A number of apps, both homegrown and international, that were launched last year in an attempt to break the domination of Grab in Vietnam have silently ‘disappeared’ from the market due to apparent tough competition.

Uber’s exit from Southeast Asia, including Vietnam, in April 2018 enabled the regional rival Grab to easily dominate the Vietnamese market, while at the same time encouraged local transport companies to launch their own ride-hailing apps to fill in the blank left by the U.S. tech company.

Among those Vietnamese companies that hopped on the ride-hailing bandwagon were Mai Linh, Fast-Go, Vato, Aber, MLV, Go-ixe, and Xelo.

If many of these names sound unfamiliar to you, it’s because they are.

Even though they were launched with the main goal of competing with the market leader Grab, most of these newcomers struggled to attract both passengers and drivers, despite their appealing promotions and preferential policies.

Many of these Vietnamese apps have therefore left the market even before customers had a chance to know about them.

In June 2018, for instance, Aber, which was developed by a group of Vietnamese engineers in Europe, entered Vietnam’s ride-hailing market, offering as many as six different services including motorbike, car, delivery, and business car.

Aber said it stood out from competitors as the app applied no fare hike during peak hours, and only charged drivers a monthly rate based on their total income that month, instead of taking a cut from every ride they made.

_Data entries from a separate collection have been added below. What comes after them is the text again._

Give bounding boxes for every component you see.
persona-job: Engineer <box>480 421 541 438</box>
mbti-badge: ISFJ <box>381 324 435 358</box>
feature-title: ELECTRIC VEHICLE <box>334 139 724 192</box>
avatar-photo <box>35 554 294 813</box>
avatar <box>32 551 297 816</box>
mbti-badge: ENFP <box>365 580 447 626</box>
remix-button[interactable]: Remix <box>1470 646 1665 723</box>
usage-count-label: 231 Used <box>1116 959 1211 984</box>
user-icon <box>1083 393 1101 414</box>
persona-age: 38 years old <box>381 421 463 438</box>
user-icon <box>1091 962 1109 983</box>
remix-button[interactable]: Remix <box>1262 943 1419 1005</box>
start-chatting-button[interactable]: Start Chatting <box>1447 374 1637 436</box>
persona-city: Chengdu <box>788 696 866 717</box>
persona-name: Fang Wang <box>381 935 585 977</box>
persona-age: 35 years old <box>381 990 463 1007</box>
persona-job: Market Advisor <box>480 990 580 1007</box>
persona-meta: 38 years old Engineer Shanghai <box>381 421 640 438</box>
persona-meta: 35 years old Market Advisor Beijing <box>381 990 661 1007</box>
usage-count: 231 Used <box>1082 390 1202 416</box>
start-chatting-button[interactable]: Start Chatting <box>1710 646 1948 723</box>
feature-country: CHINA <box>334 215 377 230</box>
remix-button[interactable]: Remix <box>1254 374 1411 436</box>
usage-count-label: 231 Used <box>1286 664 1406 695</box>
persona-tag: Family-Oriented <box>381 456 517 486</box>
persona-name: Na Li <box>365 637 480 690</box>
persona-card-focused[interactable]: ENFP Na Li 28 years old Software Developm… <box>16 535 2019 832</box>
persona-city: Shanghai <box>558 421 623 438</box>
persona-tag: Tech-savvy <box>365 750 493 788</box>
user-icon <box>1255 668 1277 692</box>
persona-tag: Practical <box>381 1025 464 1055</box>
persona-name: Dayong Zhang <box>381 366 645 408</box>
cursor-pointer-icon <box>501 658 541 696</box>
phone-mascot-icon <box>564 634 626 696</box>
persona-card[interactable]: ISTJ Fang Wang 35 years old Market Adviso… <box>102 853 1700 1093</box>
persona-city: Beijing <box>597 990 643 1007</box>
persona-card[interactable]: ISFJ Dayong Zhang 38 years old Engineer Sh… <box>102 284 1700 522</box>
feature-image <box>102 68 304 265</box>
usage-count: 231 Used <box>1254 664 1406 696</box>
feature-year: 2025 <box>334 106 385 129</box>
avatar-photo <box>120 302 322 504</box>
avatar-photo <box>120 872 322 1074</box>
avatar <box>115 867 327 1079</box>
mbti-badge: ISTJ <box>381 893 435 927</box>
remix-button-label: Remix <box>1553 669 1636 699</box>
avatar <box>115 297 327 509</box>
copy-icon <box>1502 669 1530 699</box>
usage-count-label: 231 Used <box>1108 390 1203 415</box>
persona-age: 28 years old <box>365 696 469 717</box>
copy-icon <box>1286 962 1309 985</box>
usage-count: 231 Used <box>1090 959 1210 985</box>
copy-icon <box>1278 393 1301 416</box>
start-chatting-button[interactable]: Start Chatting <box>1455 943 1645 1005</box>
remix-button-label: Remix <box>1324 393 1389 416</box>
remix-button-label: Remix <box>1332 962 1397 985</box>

But the company’s attempt to differentiate itself from other ride-hailing apps turned out to make no difference.

Aber has recently announced its temporary absence from the market “for a bigger return”, yet without saying when.

According to a company’s leader, Aber “has to find another direction” amid tough competition from such rivals with a lot of money to spend as Singapore-based super app Grab and Go-Viet, the Vietnamese brand of Indonesian transportation network Go-Jek.

A leader of local app VATO, which claimed to have received US$100 million from Vietnamese bus line Phuong Trang and was expected to be a ‘counterweight’ to Grab and Go-Viet, also admitted the same thing.

“As the competition from Grab and Go-Viet has been quite harsh, our company has to find a different direction,” said the VATO leader.

According to drivers and frequent customers of ride-hailing apps like Fast-Go, MLV, and Go-ixe, the coverage of these applications in the market is quite low, with only a small number of drivers, leading to long waiting time for both drivers and users.

Industry insiders say that the exit of these apps from the ride-hailing industry is already in sight.

Even fiercer competition awaits

Despite the demises of several Vietnamese ride-hailing apps, Tran Thanh Hai, general director of Vietnamese technology startup Be Group Corporation, believes there is still great potential for newcomers to join Vietnam’s technology-based transportation market.

The company launched its ride-hailing platform Be last December.

According to evaluation reports of some international organizations, Vietnam’s ride-hailing market revenue can reach US$500 million a year.

Hanoi and Ho Chi Minh City collectively account for 93 percent of the market, meaning there is plenty of room to grow for ride-hailing apps in other localities across the country.

Besides personal transportation, technology-based transportation companies are also expanding to other sectors, including food delivery, where competition is already fierce with two main players, Grab and Go-Viet.

“It is very wasteful to not take advantage of tens of thousands of drivers for other services such as goods delivery, food delivery, and personal shopper,” Hai of Be Group said, adding that his company has plans to join the food deliver sector.

Meanwhile, Grab said it has received an additional $1.46 billion from SoftBank’s Vision fund for business expansion from its current services of financing, food delivery, freight forwarding, digital content and digital payments.

Bui Danh Lien, former chairman of the Hanoi Transport Association, said competition in Vietnam’s technology-based transportation market is like a race to burn money.

“Only businesses with sufficient resources and a wise strategy can stay in and win the biggest market share,” Lien said.